« Le Royaume des cieux est comparable à un trésor qui était caché dans un champ et qu’un homme a découvert : il le cache à nouveau et, dans sa joie, il s’en va, met en vente tout ce qu’il a et il achète ce champ. Le Royaume des cieux est encore comparable à un marchand qui cherchait des perles fines. Ayant trouvé une perle de grand prix, il s’en est allé vendre tout ce qu’il avait et il l’a achetée.
« Le Royaume des cieux est encore comparable à un filet qu’on jette en mer et qui ramène toutes sortes de poissons. Quand il est plein, on le tire sur le rivage, puis on s’assied, on ramasse dans des paniers ce qui est bon et l’on rejette ce qui ne vaut rien. Ainsi en sera-t-il à la fin du monde : les anges surviendront et sépareront les mauvais d’avec les justes, et ils les jetteront dans la fournaise de feu ; là seront les pleurs et les grincements de dents. »
« Avez-vous compris tout cela ? » — « Oui », lui répondent-ils. Et il leur dit : « Ainsi donc, tout scribe instruit du Royaume des cieux est comparable à un maître de maison qui tire de son trésor du neuf et du vieux. »
Mt 13, 44-52

Où est notre cœur au milieu de tous ces trésors, de tous ces avoirs ? Comment pouvons-nous, malgré eux, préférer Dieu, miser sur Dieu, choisir la perle unique ?
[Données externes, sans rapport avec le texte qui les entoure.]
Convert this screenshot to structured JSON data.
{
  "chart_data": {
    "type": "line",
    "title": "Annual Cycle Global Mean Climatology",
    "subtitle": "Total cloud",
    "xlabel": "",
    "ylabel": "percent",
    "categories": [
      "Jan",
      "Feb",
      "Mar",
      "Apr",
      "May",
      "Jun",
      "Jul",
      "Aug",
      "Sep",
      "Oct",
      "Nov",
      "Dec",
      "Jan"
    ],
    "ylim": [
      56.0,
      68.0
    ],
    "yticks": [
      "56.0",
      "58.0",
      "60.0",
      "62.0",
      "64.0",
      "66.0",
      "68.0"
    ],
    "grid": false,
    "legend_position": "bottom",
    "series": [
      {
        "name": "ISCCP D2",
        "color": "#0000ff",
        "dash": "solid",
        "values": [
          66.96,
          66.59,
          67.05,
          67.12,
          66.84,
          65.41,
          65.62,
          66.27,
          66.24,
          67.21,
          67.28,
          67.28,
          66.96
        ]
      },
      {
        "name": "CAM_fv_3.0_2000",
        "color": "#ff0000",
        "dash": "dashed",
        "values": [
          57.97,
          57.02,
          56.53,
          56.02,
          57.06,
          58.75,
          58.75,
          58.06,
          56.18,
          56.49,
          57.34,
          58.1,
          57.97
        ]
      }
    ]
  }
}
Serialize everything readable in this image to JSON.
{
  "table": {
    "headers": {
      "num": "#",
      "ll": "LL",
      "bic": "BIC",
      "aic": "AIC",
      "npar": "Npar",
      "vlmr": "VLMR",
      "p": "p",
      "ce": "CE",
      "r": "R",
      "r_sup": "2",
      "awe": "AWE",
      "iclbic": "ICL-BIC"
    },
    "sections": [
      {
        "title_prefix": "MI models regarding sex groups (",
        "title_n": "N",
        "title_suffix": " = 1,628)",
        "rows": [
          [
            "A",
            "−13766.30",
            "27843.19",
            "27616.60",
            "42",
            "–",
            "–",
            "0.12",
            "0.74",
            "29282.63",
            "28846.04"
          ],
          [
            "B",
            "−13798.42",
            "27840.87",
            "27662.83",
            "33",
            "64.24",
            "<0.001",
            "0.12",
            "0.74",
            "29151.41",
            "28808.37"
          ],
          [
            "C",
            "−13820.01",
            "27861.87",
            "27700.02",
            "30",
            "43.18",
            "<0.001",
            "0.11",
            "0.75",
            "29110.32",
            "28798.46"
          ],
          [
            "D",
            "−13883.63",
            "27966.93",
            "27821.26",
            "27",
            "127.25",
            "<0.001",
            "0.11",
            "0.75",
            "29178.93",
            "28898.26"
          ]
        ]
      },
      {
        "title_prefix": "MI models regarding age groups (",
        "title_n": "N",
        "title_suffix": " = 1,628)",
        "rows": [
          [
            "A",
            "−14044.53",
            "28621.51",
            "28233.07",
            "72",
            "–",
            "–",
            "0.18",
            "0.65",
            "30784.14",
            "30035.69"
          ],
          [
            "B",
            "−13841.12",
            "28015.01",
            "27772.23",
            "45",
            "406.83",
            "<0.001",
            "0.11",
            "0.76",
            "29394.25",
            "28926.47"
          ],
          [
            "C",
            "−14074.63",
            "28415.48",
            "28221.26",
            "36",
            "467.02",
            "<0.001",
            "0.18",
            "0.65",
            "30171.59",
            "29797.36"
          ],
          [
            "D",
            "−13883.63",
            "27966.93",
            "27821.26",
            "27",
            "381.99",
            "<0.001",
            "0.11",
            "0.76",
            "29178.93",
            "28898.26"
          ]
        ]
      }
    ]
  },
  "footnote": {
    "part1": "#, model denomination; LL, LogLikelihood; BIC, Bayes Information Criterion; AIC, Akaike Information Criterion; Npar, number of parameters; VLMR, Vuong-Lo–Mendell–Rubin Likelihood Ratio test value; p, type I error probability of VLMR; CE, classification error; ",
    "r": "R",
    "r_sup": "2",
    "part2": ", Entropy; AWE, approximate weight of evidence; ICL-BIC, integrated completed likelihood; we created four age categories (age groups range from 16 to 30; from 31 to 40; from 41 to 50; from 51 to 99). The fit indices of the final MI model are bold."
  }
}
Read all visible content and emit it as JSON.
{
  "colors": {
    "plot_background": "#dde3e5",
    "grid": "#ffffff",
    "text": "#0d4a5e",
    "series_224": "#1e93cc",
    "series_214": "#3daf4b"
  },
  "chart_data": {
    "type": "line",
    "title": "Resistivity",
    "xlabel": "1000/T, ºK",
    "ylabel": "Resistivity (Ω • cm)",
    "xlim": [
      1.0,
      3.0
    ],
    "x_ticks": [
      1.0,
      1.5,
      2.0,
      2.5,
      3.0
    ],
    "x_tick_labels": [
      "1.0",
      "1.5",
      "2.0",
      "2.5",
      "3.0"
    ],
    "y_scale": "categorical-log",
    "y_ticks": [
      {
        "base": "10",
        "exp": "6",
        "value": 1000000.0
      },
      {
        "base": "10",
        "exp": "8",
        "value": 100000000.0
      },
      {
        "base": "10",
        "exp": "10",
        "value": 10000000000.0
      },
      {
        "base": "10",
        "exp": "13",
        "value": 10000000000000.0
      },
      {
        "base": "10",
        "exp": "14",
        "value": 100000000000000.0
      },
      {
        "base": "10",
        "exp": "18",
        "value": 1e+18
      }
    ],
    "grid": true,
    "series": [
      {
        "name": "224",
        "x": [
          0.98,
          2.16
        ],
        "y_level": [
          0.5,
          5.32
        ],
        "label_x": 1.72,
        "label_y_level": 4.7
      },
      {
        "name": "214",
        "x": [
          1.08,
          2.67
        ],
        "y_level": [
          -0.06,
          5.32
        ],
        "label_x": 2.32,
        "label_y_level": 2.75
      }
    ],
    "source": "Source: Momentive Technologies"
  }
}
Ne croyez pas que je vous amènerai fatalement à conclure : donnons tout ce que nous possédons…
Il y a des biens qui ne se vendent pas et dont nous sommes parfois plus avares que de notre argent. (…)
Rien n’est négatif dans le christianisme. Il ne nous commande pas d’aimer moins, mais d’aimer plus. Pour préférer, il faut aimer davantage, il faut aimer « follement ». Or, seul le Christ peut nous introduire à cette folie. Pour cela, il nous faut partir à sa recherche à travers l’Évangile, entrer peu à peu dans son intimité et le découvrir comme une Personne vivante.
Et si, nous attachant fidèlement à ses pas, nous nous nourrissons de sa Vie, il exerce alors progressivement sur nous une telle attraction, une telle séduction, que nous ne pouvons plus nous détacher de lui.
A ce point, ce n’est plus nous qui nous efforçons de lui être fidèle, c’est lui qui nous tient.